Les manifestants affrontent la police anti-émeute lors d'un rassemblement de soutien au leader de l'opposition emprisonné Alexei Navalny dans le centre de Moscou le 23 janvier 2021.

Plus de mille personnes ont été arrêtées par les forces de l'ordre en Russie samedi au cours de manifestations en faveur de l'opposant Alexeï Navalny, selon l'ONG OVD-Info, spécialisée dans le suivi des manifestations dans ce pays.

Dans la foule de quelque 10.000 personnes rassemblées dans le centre de Moscou, des journalistes de l'AFP ont assisté à de violentes arrestations et à des heurts entre policiers et manifestants.

Ioulia Navalnaïa, l'épouse de l'opposant russe Alexeï Navalny, a annoncé avoir été elle aussi interpellée par la police dans la capitale pendant la manifestation.

Un homme blessé est aidé par d'autres manifestants dans le centre de Moscou le 23 janvier 2021.
Un homme blessé est aidé par d'autres manifestants dans le centre de Moscou le 23 janvier 2021.

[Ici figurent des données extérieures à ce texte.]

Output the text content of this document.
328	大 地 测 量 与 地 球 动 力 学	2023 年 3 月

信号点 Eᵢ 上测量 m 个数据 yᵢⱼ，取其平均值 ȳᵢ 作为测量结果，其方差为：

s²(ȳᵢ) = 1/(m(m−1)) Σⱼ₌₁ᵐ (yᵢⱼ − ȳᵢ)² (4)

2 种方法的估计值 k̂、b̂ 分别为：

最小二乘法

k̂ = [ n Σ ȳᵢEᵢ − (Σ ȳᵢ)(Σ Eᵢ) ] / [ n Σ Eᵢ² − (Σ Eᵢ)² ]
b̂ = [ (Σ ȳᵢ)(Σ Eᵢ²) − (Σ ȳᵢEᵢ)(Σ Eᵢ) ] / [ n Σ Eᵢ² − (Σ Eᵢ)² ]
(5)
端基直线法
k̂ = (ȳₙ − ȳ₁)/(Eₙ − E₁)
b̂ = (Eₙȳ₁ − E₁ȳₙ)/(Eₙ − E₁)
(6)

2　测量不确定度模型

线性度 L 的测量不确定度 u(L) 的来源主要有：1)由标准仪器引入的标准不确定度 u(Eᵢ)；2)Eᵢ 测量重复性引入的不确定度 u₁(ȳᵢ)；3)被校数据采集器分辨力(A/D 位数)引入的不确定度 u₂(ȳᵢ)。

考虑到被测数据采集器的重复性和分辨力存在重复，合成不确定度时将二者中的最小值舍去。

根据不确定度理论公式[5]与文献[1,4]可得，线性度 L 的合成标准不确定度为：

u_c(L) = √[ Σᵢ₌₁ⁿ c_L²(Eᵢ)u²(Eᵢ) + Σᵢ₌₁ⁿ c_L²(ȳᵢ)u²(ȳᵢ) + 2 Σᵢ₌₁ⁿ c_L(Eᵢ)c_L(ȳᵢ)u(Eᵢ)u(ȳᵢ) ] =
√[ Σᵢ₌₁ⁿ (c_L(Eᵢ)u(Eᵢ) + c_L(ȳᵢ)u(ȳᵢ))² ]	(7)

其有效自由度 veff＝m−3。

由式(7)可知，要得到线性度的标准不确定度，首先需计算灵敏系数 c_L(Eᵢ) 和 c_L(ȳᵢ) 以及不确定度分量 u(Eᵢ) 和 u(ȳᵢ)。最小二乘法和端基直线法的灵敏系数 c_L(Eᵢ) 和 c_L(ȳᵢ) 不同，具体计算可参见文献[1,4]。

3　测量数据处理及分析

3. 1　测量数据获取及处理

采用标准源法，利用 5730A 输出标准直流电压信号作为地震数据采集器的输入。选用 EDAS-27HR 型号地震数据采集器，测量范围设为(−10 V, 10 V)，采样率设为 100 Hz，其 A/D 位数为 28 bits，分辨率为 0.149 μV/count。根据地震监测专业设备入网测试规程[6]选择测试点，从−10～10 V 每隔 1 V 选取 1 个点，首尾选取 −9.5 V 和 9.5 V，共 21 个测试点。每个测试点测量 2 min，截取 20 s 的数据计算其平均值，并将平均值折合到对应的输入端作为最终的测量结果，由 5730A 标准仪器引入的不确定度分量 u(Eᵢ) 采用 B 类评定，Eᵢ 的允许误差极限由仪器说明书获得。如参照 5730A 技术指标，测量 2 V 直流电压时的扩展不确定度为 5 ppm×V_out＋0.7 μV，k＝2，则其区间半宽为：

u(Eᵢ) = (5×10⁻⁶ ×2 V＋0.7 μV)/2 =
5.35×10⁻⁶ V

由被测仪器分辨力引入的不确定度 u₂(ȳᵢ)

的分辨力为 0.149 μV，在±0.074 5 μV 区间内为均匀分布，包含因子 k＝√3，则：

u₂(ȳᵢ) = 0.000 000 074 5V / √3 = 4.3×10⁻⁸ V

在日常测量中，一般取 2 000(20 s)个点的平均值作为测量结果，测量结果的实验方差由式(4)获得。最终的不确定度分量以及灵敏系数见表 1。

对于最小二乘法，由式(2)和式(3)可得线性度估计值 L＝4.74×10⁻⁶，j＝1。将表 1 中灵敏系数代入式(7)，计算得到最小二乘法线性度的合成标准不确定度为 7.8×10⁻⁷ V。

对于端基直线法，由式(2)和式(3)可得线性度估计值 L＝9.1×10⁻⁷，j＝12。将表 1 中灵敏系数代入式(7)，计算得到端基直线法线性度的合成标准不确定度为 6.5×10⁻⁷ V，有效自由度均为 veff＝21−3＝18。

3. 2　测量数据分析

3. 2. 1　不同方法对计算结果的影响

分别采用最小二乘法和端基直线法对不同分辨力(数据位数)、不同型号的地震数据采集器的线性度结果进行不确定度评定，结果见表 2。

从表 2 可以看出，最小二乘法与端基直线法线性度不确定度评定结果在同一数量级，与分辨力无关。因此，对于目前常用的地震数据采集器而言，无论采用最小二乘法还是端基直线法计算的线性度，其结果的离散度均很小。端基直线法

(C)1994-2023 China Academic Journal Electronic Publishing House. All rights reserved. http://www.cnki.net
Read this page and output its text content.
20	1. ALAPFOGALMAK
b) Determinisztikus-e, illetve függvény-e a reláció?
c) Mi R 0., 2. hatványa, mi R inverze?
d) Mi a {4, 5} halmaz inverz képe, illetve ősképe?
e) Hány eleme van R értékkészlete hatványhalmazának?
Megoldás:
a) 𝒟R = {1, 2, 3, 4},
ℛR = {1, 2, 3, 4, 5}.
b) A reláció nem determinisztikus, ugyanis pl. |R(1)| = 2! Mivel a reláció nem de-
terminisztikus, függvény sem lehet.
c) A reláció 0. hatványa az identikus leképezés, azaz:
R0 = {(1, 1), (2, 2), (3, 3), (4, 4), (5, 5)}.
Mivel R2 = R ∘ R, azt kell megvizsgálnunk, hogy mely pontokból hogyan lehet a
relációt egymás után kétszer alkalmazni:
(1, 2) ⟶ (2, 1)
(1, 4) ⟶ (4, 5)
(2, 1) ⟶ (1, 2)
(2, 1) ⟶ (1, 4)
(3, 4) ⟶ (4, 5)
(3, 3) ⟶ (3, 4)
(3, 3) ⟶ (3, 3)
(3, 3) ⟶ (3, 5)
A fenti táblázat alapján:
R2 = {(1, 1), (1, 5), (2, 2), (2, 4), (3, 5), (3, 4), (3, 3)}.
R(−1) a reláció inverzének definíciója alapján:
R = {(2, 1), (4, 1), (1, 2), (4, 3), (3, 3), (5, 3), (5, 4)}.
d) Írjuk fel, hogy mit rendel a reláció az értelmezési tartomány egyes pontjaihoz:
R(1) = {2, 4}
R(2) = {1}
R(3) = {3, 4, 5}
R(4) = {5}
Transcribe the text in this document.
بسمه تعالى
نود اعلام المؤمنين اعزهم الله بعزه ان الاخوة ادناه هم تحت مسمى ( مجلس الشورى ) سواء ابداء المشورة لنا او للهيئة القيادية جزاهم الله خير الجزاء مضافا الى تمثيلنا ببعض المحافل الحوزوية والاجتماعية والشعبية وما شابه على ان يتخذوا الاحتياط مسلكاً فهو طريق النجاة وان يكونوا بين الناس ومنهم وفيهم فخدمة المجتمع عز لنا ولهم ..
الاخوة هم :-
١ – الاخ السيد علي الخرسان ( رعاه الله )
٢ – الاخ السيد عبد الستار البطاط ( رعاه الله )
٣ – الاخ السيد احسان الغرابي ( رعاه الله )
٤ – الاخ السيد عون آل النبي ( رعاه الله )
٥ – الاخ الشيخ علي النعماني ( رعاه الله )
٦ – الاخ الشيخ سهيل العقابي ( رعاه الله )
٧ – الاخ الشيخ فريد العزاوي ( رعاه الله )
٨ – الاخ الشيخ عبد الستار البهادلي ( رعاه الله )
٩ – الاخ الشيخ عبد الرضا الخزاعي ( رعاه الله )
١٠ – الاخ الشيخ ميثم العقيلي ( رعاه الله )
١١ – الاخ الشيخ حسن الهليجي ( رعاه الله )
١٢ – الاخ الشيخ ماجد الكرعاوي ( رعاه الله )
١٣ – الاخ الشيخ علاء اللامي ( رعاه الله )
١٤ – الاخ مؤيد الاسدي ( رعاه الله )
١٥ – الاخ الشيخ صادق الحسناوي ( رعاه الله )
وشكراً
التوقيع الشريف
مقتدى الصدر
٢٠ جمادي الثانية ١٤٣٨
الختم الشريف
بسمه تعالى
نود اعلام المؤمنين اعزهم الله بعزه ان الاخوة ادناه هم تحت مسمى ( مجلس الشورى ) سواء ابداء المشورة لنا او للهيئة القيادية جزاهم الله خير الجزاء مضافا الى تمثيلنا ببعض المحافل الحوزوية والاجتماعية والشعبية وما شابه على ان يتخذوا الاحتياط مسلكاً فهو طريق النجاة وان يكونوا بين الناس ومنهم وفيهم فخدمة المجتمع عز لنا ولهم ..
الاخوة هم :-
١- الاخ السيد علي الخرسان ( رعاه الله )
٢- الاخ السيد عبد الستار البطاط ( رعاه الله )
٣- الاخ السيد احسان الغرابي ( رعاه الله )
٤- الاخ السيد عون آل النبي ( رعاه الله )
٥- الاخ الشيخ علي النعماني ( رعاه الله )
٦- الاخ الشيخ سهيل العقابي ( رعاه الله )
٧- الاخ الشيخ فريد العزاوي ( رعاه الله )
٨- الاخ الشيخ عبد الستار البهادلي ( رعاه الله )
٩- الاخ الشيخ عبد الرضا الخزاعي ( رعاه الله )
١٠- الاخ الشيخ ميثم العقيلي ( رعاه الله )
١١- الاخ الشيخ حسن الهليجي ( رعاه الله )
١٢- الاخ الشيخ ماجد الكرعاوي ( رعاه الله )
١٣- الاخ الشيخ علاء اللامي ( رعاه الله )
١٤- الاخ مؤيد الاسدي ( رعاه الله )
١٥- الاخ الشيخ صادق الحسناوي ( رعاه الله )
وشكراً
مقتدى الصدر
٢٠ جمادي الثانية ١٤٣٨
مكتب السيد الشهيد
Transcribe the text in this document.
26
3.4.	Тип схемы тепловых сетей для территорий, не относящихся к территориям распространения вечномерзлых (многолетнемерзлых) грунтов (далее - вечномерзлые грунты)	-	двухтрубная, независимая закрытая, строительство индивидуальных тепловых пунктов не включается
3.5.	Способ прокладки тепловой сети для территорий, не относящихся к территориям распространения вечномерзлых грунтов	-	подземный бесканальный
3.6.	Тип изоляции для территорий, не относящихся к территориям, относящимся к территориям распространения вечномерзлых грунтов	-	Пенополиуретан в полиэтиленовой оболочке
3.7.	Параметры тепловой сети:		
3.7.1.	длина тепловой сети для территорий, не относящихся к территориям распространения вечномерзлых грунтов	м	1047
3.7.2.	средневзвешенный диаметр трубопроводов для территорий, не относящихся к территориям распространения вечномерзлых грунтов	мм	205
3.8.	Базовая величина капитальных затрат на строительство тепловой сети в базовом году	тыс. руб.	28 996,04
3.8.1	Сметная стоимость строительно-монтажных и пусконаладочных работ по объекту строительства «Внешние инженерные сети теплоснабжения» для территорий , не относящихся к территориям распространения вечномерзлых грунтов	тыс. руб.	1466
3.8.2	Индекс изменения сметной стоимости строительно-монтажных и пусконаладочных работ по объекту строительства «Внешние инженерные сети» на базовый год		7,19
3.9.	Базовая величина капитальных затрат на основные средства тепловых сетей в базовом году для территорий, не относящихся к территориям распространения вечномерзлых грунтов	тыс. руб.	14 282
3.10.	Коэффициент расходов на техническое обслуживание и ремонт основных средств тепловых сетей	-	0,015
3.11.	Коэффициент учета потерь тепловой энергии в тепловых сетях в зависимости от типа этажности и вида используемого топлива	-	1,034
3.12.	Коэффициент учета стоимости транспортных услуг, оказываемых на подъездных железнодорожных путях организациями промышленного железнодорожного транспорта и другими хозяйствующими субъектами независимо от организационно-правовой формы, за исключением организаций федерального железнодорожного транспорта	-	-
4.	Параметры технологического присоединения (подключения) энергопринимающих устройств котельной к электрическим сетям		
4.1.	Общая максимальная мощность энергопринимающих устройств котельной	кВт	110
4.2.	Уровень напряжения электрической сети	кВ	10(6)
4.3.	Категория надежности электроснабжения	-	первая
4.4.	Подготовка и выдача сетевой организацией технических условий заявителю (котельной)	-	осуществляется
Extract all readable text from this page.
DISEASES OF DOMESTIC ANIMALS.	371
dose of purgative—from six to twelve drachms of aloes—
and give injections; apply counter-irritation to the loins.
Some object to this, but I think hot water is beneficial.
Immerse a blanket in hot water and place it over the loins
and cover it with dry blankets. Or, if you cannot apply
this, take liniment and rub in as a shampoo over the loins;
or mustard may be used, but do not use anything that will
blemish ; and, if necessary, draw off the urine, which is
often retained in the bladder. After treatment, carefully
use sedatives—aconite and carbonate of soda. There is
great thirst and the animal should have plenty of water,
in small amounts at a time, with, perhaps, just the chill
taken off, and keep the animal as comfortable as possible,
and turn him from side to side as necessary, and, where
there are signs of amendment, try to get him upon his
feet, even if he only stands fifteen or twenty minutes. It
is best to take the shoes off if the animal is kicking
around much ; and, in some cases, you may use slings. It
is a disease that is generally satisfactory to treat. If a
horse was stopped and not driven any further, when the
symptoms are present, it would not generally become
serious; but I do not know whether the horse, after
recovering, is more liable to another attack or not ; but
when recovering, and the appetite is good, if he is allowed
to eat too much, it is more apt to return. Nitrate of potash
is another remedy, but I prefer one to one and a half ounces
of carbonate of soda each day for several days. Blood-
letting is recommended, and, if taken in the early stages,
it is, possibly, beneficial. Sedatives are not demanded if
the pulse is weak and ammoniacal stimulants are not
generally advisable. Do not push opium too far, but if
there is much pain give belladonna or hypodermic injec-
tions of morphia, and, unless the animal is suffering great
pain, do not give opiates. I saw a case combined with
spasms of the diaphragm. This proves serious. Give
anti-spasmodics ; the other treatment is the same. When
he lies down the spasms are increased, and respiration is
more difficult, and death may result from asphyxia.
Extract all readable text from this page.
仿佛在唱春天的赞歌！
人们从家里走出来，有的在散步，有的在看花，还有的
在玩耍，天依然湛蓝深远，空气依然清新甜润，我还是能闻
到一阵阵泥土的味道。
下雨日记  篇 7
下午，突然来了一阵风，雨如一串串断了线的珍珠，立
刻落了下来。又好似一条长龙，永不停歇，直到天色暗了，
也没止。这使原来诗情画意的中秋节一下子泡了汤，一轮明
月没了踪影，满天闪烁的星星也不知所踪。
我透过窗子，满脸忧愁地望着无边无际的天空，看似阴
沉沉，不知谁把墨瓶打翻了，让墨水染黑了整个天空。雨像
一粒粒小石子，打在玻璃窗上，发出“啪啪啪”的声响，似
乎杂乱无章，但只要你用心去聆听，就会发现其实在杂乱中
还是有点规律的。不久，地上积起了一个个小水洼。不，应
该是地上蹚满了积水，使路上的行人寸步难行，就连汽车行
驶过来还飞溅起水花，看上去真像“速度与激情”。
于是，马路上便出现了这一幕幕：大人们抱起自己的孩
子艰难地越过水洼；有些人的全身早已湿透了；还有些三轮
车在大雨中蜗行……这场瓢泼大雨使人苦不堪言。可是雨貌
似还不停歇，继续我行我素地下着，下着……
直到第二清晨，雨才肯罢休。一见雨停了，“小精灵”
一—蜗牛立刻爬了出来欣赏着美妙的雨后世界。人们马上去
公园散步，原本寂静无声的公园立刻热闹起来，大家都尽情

Dans le centre de Moscou, les forces antiémeutes ont arrêté quelque 300 personnes, a fait savoir OVD Info, qui a comptabilisé au moins 1.090 arrestations en Russie, selon un bilan diffusé vers 14H00 GMT.

Dans l'après-midi, la police moscovite a poursuivi et frappé à l'aide de matraques des manifestants, leur jetant des boules de neige.

Un correspondant de l'AFP a aperçu un homme au visage ensanglanté.

A Saint-Pétersbourg, une foule de quelque 10.000 personnes s'était également rassemblée, a constaté une journaliste de l'AFP.

Cette contestation s'organise à quelques mois des législatives prévues pour l'automne, sur fond de chute de popularité du parti au pouvoir Russie unie. Ces actions sont les manifestations les plus importantes depuis celle organisée par M. Navalny déjà pendant l'été 2019 à Moscou en marge d’élections locales.